April 29, 2012
Oilers star in Canada-Swiss exhibition
By Terry Jones, QMI AGENCY
FRIBOURG, SWITZERLAND - It was sort of a slapstick silent pictures scene.
Team Canada’s three Oilers were the three stars of a 2-1 shootout win over Switzerland, and the team was lined up at the blueline to see which one of them would be awarded an expensive Swiss watch for being named player of the game.
“Number four-tee …” the announcer said in English, with a combination of German and French accents from this city that divides the German north and the French south of Switzerland.
Jordan Eberle thought the guy said “No. 14.”
The player voted MVP and top forward of the 2010 world junior skated forward to humbly accept the watch when the announcer finished the sentence.
“… Devan Duuuubnyk!”
Eberle’s U-Turn might have been his most impressive move of the game. And he had a lot of impressive moves in Canada’s first pre-tournament game leading to the world championship in Helsinki.
Eberle had Canada’s best three chances of the game, for sure, scoring on the last one with eight-tenths of a second — that’s 0.08 on the scoreboard clock — remaining in regulation.
And with Dubnyk stopping all three Swiss shooters in the shootout and Eberle scoring the only goal on Swiss world junior star Reno Berra, he was, indeed, the hero of the game.
And unlike in the NHL, where shootout winners don’t count in statistics, they do in IIHF international goal tabulations for the young man who had a much bigger one to save the Canadian bacon late, with 3:14 remaining at that world junior in Ottawa.
“I feel like I should give that watch to Ebs,” laughed Dubnyk as he sat on the Canadian bench after the game.
“It looked like he really wanted it.
“Ebs was great. And Nuge … you see that hit?”
Nugent-Hopkins, on the ice in a shorthanded situation, knocked a Swiss forward on his butt in the slot in front of Dubnyk with what had to be scored the most impressive body check of his pro career.
“I didn’t see that,” said Eberle.
“Of course you didn’t. You were in the penalty box,” said RNH of the Lady Bing finalist, who only took five penalties all season but went off at 16:58 of the first period to serve the first penalty of the game.

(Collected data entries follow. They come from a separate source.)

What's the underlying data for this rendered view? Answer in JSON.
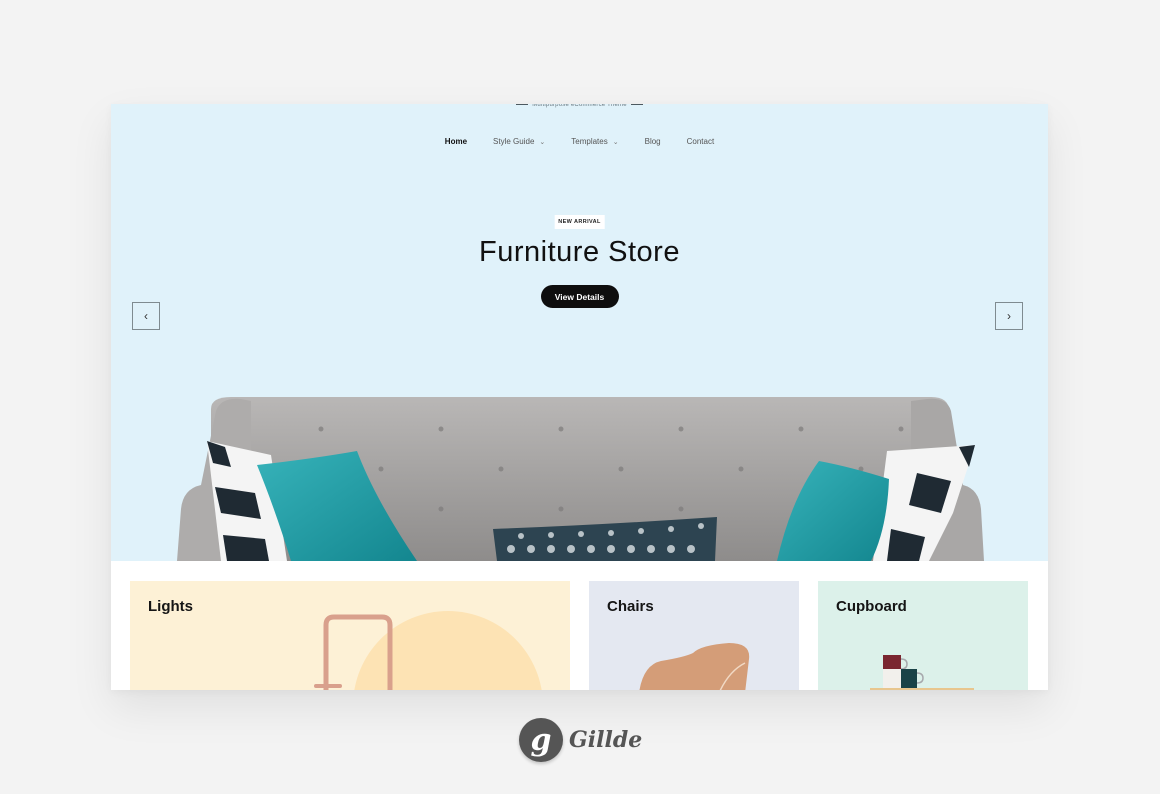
{
  "header": {
    "tagline": "Multipurpose eCommerce Theme"
  },
  "nav": {
    "items": [
      {
        "label": "Home",
        "active": true,
        "has_dropdown": false
      },
      {
        "label": "Style Guide",
        "active": false,
        "has_dropdown": true
      },
      {
        "label": "Templates",
        "active": false,
        "has_dropdown": true
      },
      {
        "label": "Blog",
        "active": false,
        "has_dropdown": false
      },
      {
        "label": "Contact",
        "active": false,
        "has_dropdown": false
      }
    ],
    "dropdown_icon": "chevron-down-icon"
  },
  "hero": {
    "badge": "NEW ARRIVAL",
    "title": "Furniture Store",
    "cta_label": "View Details",
    "prev_icon": "‹",
    "next_icon": "›",
    "image": "grey tufted sofa with teal and striped pillows",
    "background_color": "#e0f2fa"
  },
  "categories": [
    {
      "title": "Lights",
      "image": "copper floor lamp",
      "background_color": "#fdf1d6"
    },
    {
      "title": "Chairs",
      "image": "tan shell chair",
      "background_color": "#e4e8f1"
    },
    {
      "title": "Cupboard",
      "image": "stacked mugs on shelf",
      "background_color": "#dcf1ea"
    }
  ],
  "brand": {
    "mark": "g",
    "name": "Gillde"
  }
}
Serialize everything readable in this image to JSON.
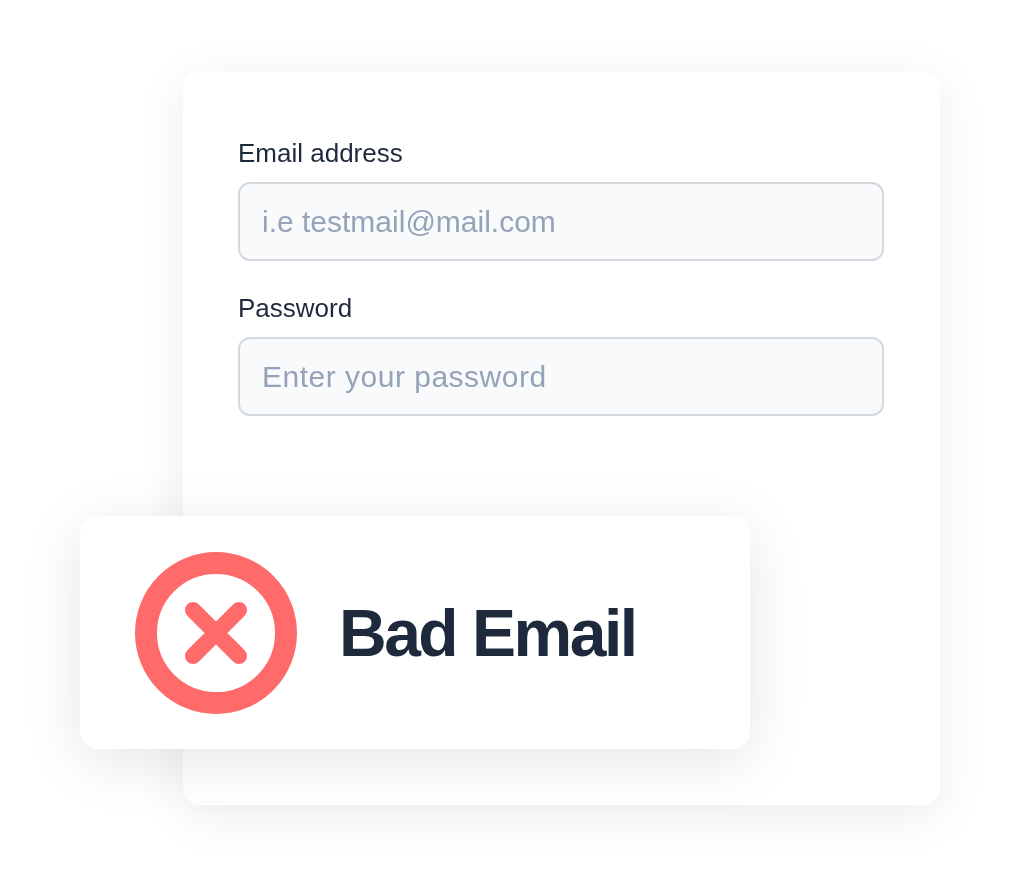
{
  "form": {
    "fields": [
      {
        "label": "Email address",
        "placeholder": "i.e testmail@mail.com",
        "kind": "text"
      },
      {
        "label": "Password",
        "placeholder": "Enter your password",
        "kind": "password"
      }
    ]
  },
  "toast": {
    "kind": "error",
    "message": "Bad Email"
  }
}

Eberle, who had a shorthanded breakaway stopped by Berra and missed converting a brilliant back-door setup from Nugent-Hopkins, said it was fun playing with his Calder rookie of the year-candidate teammate on the big ice.
“He probably would have had the watch if I converted all my chances,” Eberle said of RNH. “He fed me so many times when I couldn’t score.”
Eberle sent the game to overtime, deflecting a pass from Duncan Keith in midair through the pads of Berra.
Nugent-Hopkins had a blast playing the game on the big European ice.
“It felt pretty cool. It was something new for me. It’s definitely wider and gives me more time.”
Eberle isn’t enjoying being on the big ice so much as being on the ice as significant player now.
“I have a different role than I had the previous two years,” he said.
While 2011 Hart Trophy winner Corey Perry and his Anaheim Ducks mate Ryan Getzlaf haven’t checked in yet, Sutter used the two Oilers for all they were worth in this one.
“I used both in key moments of the game,” is how Sutter put it.
“I really respect their defensive responsibility. Nothing they did surprised me. They are both elite young players,” he added of the two showcasing themselves for 2014 Sochi Olympic spots.
“And Dubnyk played great. He made several really key saves at some really key moments.
“All three played great.”
His best three players, Sutter agreed, were Edmonton Oilers.
“We’ve got to get the whole group playing to the level of those three guys,” was how he chose to phrase it.
With the won’t-go-away idea that the former Calgary Flames coach is going to be given the Edmonton coaching job if he passes this audition for Team Canada GM Kevin Lowe, Sunday could be considered a memorable beginning if it works out that way.
Sutter coached the Oilers real well.